The Leonids meteor shower and the International Space Station are expected to be highly visible in North Texas skies on Saturday night.
The meteor shower reached its peak in the evening hours of Thursday into the early morning hours of Friday with 15 to 20 meteors per hour, according to NBC 5.
Yet forecasters said that an outburst of 200 meteors per hour could occur on Saturday, November 19, just after midnight. This outburst would likely last less than an hour.
The Leonids are a major meteor shower occurring every year in November when the earth passes through the debris trail of comet 55P/Tempel-Tuttle. This year’s meteor shower will last from November 3 to December 2 and will fall from the constellation of Leo. The shower normally peaks in mid-November.

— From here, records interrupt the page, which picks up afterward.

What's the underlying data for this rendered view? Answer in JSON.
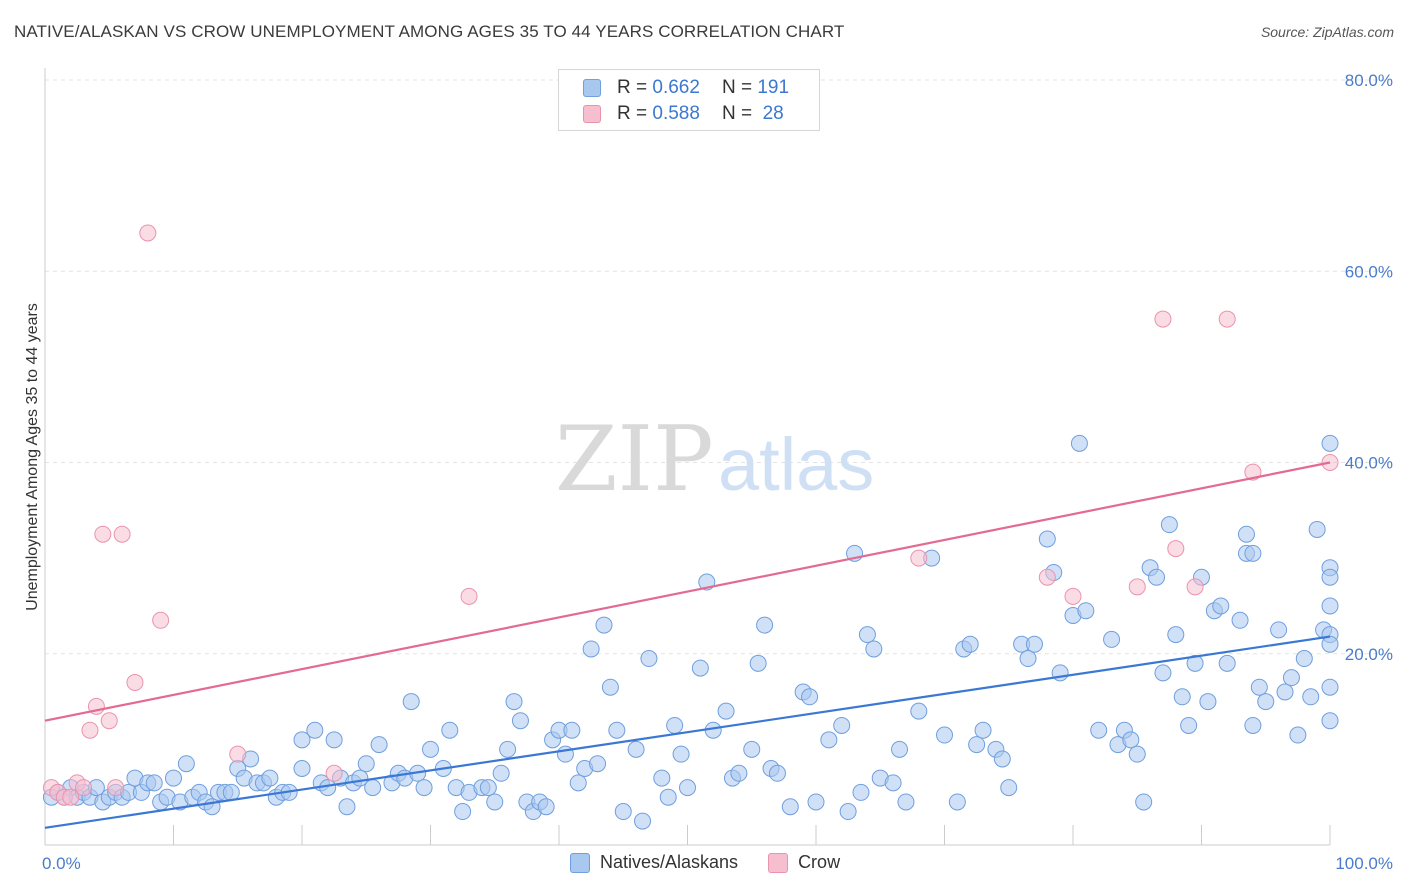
{
  "title": "NATIVE/ALASKAN VS CROW UNEMPLOYMENT AMONG AGES 35 TO 44 YEARS CORRELATION CHART",
  "source": "Source: ZipAtlas.com",
  "watermark": {
    "zip": "ZIP",
    "atlas": "atlas"
  },
  "legend_top": [
    {
      "r_label": "R =",
      "r_value": "0.662",
      "n_label": "N =",
      "n_value": "191"
    },
    {
      "r_label": "R =",
      "r_value": "0.588",
      "n_label": "N =",
      "n_value": "28"
    }
  ],
  "legend_bottom": [
    "Natives/Alaskans",
    "Crow"
  ],
  "colors": {
    "blue_fill": "#a9c8f0",
    "blue_stroke": "#6f9fde",
    "blue_line": "#3a78d4",
    "pink_fill": "#f6bfd0",
    "pink_stroke": "#eb93ae",
    "pink_line": "#e36a93",
    "grid": "#e3e3e3",
    "tick_text": "#4a7cc9"
  },
  "chart_data": {
    "type": "scatter",
    "title": "NATIVE/ALASKAN VS CROW UNEMPLOYMENT AMONG AGES 35 TO 44 YEARS CORRELATION CHART",
    "xlabel": "",
    "ylabel": "Unemployment Among Ages 35 to 44 years",
    "xlim": [
      0,
      100
    ],
    "ylim": [
      0,
      80
    ],
    "x_tick_labels": [
      "0.0%",
      "100.0%"
    ],
    "y_ticks": [
      20,
      40,
      60,
      80
    ],
    "y_tick_labels": [
      "20.0%",
      "40.0%",
      "60.0%",
      "80.0%"
    ],
    "grid": true,
    "legend_position": "top-center",
    "series": [
      {
        "name": "Natives/Alaskans",
        "color": "#a9c8f0",
        "r": 0.662,
        "n": 191,
        "trend": {
          "x": [
            0,
            100
          ],
          "y": [
            1.8,
            21.8
          ]
        },
        "points": [
          [
            0.5,
            5
          ],
          [
            1,
            5.5
          ],
          [
            1.5,
            5
          ],
          [
            2,
            6
          ],
          [
            2.5,
            5
          ],
          [
            3,
            5.5
          ],
          [
            3.5,
            5
          ],
          [
            4,
            6
          ],
          [
            4.5,
            4.5
          ],
          [
            5,
            5
          ],
          [
            5.5,
            5.5
          ],
          [
            6,
            5
          ],
          [
            6.5,
            5.5
          ],
          [
            7,
            7
          ],
          [
            7.5,
            5.5
          ],
          [
            8,
            6.5
          ],
          [
            8.5,
            6.5
          ],
          [
            9,
            4.5
          ],
          [
            9.5,
            5
          ],
          [
            10,
            7
          ],
          [
            10.5,
            4.5
          ],
          [
            11,
            8.5
          ],
          [
            11.5,
            5
          ],
          [
            12,
            5.5
          ],
          [
            12.5,
            4.5
          ],
          [
            13,
            4
          ],
          [
            13.5,
            5.5
          ],
          [
            14,
            5.5
          ],
          [
            14.5,
            5.5
          ],
          [
            15,
            8
          ],
          [
            15.5,
            7
          ],
          [
            16,
            9
          ],
          [
            16.5,
            6.5
          ],
          [
            17,
            6.5
          ],
          [
            17.5,
            7
          ],
          [
            18,
            5
          ],
          [
            18.5,
            5.5
          ],
          [
            19,
            5.5
          ],
          [
            20,
            8
          ],
          [
            20,
            11
          ],
          [
            21,
            12
          ],
          [
            21.5,
            6.5
          ],
          [
            22,
            6
          ],
          [
            22.5,
            11
          ],
          [
            23,
            7
          ],
          [
            23.5,
            4
          ],
          [
            24,
            6.5
          ],
          [
            24.5,
            7
          ],
          [
            25,
            8.5
          ],
          [
            25.5,
            6
          ],
          [
            26,
            10.5
          ],
          [
            27,
            6.5
          ],
          [
            27.5,
            7.5
          ],
          [
            28,
            7
          ],
          [
            28.5,
            15
          ],
          [
            29,
            7.5
          ],
          [
            29.5,
            6
          ],
          [
            30,
            10
          ],
          [
            31,
            8
          ],
          [
            31.5,
            12
          ],
          [
            32,
            6
          ],
          [
            32.5,
            3.5
          ],
          [
            33,
            5.5
          ],
          [
            34,
            6
          ],
          [
            34.5,
            6
          ],
          [
            35,
            4.5
          ],
          [
            35.5,
            7.5
          ],
          [
            36,
            10
          ],
          [
            36.5,
            15
          ],
          [
            37,
            13
          ],
          [
            37.5,
            4.5
          ],
          [
            38,
            3.5
          ],
          [
            38.5,
            4.5
          ],
          [
            39,
            4
          ],
          [
            39.5,
            11
          ],
          [
            40,
            12
          ],
          [
            40.5,
            9.5
          ],
          [
            41,
            12
          ],
          [
            41.5,
            6.5
          ],
          [
            42,
            8
          ],
          [
            42.5,
            20.5
          ],
          [
            43,
            8.5
          ],
          [
            43.5,
            23
          ],
          [
            44,
            16.5
          ],
          [
            44.5,
            12
          ],
          [
            45,
            3.5
          ],
          [
            46,
            10
          ],
          [
            46.5,
            2.5
          ],
          [
            47,
            19.5
          ],
          [
            48,
            7
          ],
          [
            48.5,
            5
          ],
          [
            49,
            12.5
          ],
          [
            49.5,
            9.5
          ],
          [
            50,
            6
          ],
          [
            51,
            18.5
          ],
          [
            51.5,
            27.5
          ],
          [
            52,
            12
          ],
          [
            53,
            14
          ],
          [
            53.5,
            7
          ],
          [
            54,
            7.5
          ],
          [
            55,
            10
          ],
          [
            55.5,
            19
          ],
          [
            56,
            23
          ],
          [
            56.5,
            8
          ],
          [
            57,
            7.5
          ],
          [
            58,
            4
          ],
          [
            59,
            16
          ],
          [
            59.5,
            15.5
          ],
          [
            60,
            4.5
          ],
          [
            61,
            11
          ],
          [
            62,
            12.5
          ],
          [
            62.5,
            3.5
          ],
          [
            63,
            30.5
          ],
          [
            63.5,
            5.5
          ],
          [
            64,
            22
          ],
          [
            64.5,
            20.5
          ],
          [
            65,
            7
          ],
          [
            66,
            6.5
          ],
          [
            66.5,
            10
          ],
          [
            67,
            4.5
          ],
          [
            68,
            14
          ],
          [
            69,
            30
          ],
          [
            70,
            11.5
          ],
          [
            71,
            4.5
          ],
          [
            71.5,
            20.5
          ],
          [
            72,
            21
          ],
          [
            72.5,
            10.5
          ],
          [
            73,
            12
          ],
          [
            74,
            10
          ],
          [
            74.5,
            9
          ],
          [
            75,
            6
          ],
          [
            76,
            21
          ],
          [
            76.5,
            19.5
          ],
          [
            77,
            21
          ],
          [
            78,
            32
          ],
          [
            78.5,
            28.5
          ],
          [
            79,
            18
          ],
          [
            80,
            24
          ],
          [
            80.5,
            42
          ],
          [
            81,
            24.5
          ],
          [
            82,
            12
          ],
          [
            83,
            21.5
          ],
          [
            83.5,
            10.5
          ],
          [
            84,
            12
          ],
          [
            84.5,
            11
          ],
          [
            85,
            9.5
          ],
          [
            85.5,
            4.5
          ],
          [
            86,
            29
          ],
          [
            86.5,
            28
          ],
          [
            87,
            18
          ],
          [
            87.5,
            33.5
          ],
          [
            88,
            22
          ],
          [
            88.5,
            15.5
          ],
          [
            89,
            12.5
          ],
          [
            89.5,
            19
          ],
          [
            90,
            28
          ],
          [
            90.5,
            15
          ],
          [
            91,
            24.5
          ],
          [
            91.5,
            25
          ],
          [
            92,
            19
          ],
          [
            93,
            23.5
          ],
          [
            93.5,
            30.5
          ],
          [
            94,
            12.5
          ],
          [
            94.5,
            16.5
          ],
          [
            95,
            15
          ],
          [
            96,
            22.5
          ],
          [
            96.5,
            16
          ],
          [
            97,
            17.5
          ],
          [
            97.5,
            11.5
          ],
          [
            98,
            19.5
          ],
          [
            98.5,
            15.5
          ],
          [
            99,
            33
          ],
          [
            99.5,
            22.5
          ],
          [
            100,
            42
          ],
          [
            100,
            16.5
          ],
          [
            100,
            13
          ],
          [
            100,
            22
          ],
          [
            100,
            21
          ],
          [
            100,
            29
          ],
          [
            100,
            28
          ],
          [
            100,
            25
          ],
          [
            93.5,
            32.5
          ],
          [
            94,
            30.5
          ]
        ]
      },
      {
        "name": "Crow",
        "color": "#f6bfd0",
        "r": 0.588,
        "n": 28,
        "trend": {
          "x": [
            0,
            100
          ],
          "y": [
            13,
            40
          ]
        },
        "points": [
          [
            0.5,
            6
          ],
          [
            1,
            5.5
          ],
          [
            1.5,
            5
          ],
          [
            2,
            5
          ],
          [
            2.5,
            6.5
          ],
          [
            3,
            6
          ],
          [
            3.5,
            12
          ],
          [
            4,
            14.5
          ],
          [
            4.5,
            32.5
          ],
          [
            5,
            13
          ],
          [
            5.5,
            6
          ],
          [
            6,
            32.5
          ],
          [
            7,
            17
          ],
          [
            8,
            64
          ],
          [
            9,
            23.5
          ],
          [
            15,
            9.5
          ],
          [
            22.5,
            7.5
          ],
          [
            33,
            26
          ],
          [
            68,
            30
          ],
          [
            78,
            28
          ],
          [
            80,
            26
          ],
          [
            85,
            27
          ],
          [
            87,
            55
          ],
          [
            88,
            31
          ],
          [
            89.5,
            27
          ],
          [
            92,
            55
          ],
          [
            94,
            39
          ],
          [
            100,
            40
          ]
        ]
      }
    ]
  }
}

Meteors from this shower are considered some of the fastest known, traveling at 44 miles per second. The Leonids are also known for fireballs and Earth-grazer meteors. Fireballs are larger explosions of light and color, lasting longer than an average meteor streak.
NASA officials advise that the Leonids are best viewed from midnight to dawn. For optimal viewing, they also recommend finding an area without city lights, lying flat on one’s back with feet facing the east, and looking up to see as much of the sky as possible. Viewer eyes will be adjusted to the sky in less than 30 minutes, allowing the sight of the meteors.
The International Space Station will also be visible in North Texas for five minutes on Saturday. This flyby will track from the west to the north starting at 6:37 p.m. The station will appear as a fast-moving star in the night sky.